Laughter rippled through the crowd and the awkward silence was broken.

chapter 17

Murphy closed his eyes and positioned his large, chapped hands on the flat bridge of the dobro. He was still for a moment and looked almost prayerful. His fingers were like Jock’s, thick and calloused, with dirt under the nails that no amount of scrubbing would ever entirely erase.

But then, his fingers flew over the strings. Kerry looked down at Austin, whose eyes were alive with excitement.
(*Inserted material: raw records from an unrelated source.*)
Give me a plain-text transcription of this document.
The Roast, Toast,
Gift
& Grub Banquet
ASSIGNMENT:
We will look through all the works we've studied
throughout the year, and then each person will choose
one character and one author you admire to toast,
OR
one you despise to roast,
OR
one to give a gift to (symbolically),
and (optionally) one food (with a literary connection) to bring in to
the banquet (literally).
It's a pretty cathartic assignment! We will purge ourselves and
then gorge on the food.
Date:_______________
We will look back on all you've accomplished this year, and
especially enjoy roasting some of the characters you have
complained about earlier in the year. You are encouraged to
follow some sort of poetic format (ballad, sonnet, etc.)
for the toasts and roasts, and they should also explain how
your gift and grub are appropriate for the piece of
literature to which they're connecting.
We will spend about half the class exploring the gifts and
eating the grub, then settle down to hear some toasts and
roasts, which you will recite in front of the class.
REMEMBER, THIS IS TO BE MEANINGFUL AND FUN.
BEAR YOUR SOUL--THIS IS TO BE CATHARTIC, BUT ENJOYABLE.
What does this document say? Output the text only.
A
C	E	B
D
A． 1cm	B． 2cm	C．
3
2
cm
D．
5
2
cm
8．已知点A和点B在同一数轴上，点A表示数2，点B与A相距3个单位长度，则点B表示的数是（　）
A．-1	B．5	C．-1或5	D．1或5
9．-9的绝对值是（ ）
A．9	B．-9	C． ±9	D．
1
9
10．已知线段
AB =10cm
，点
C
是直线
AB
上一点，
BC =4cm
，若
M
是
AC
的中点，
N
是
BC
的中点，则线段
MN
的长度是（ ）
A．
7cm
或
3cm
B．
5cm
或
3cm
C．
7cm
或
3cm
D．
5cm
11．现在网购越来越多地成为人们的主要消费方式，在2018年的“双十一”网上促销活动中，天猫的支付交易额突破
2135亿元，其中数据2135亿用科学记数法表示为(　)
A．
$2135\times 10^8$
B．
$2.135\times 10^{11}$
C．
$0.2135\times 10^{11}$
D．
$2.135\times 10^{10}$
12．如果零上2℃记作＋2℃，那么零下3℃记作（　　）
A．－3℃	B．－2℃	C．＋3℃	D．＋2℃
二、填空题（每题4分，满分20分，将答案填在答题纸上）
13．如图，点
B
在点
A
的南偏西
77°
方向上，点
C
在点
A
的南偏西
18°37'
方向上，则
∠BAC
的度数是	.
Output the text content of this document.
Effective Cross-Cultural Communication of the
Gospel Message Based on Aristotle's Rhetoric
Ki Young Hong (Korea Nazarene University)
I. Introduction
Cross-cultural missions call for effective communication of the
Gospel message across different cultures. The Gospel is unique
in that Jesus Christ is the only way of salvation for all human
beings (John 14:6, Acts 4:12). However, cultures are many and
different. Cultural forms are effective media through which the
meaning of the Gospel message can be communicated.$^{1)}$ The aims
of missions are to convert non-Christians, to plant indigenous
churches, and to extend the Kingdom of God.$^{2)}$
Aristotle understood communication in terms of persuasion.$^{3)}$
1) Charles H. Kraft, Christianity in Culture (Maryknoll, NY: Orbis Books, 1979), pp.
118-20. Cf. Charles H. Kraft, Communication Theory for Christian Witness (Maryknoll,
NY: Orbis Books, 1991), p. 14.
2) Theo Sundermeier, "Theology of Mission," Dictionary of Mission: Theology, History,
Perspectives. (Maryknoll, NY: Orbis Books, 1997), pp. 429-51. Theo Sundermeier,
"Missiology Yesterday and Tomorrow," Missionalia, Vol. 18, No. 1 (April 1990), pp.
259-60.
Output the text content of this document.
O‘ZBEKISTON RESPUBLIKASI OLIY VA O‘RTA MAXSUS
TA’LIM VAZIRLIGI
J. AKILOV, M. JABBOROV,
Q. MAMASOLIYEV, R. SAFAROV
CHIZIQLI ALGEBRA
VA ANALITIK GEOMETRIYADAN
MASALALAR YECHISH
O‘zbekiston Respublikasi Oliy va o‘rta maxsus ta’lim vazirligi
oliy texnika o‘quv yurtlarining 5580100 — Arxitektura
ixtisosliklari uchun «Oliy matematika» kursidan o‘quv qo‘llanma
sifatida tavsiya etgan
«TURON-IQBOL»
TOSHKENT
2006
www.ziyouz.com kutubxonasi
Patrick was watching him too, and for a moment, he glanced over at Kerry and grinned.

From “Frosty the Snowman,” Murphy plowed without stopping into “Jingle Bells,” and then, with a nod in Austin’s direction, “Rudolph the Red-Nosed Reindeer.” Finally, he paused and looked up, his cheeks pink with excitement or embarrassment, Kerry couldn’t tell which.

The room erupted in applause, and he ducked his head. Their hosts had drifted into the room and stood in front of the huge Christmas tree that dominated the rest of the room. It was strung with what appeared to be thousands of tiny, twinkling white lights.

“Murphy, can you play something, I don’t know, like maybe the kind of music you might play back at home?” John asked.

“You mean like bluegrass, country, something like that?”

“Whatever you like,” John said.

Murphy’s hand began patting out a beat on the dobro’s neck and a minute later he started playing the first notes of “I’ll Fly Away.” Soon, everyone in the crowd was clapping and tapping their feet.

“More!” someone called out.

For the next fifteen minutes, Murphy performed a virtuoso one-man concert, following up with bluegrass standards Kerry had grown up listening to back home in the southern Appalachian Mountains: “Man of Constant Sorrows,” “Foggy Mountain Breakdown,” and “Orange Blossom Special.”

More applause, cheers, and hoots of approval from the guests.

Following that, he rested his hands on the dobro and took a deep breath. Claudia, who’d been standing close by, beaming her approval, handed him a bottle of beer. He took a long pull from the bottle, then wiped his perspiring brow with the back of his hand.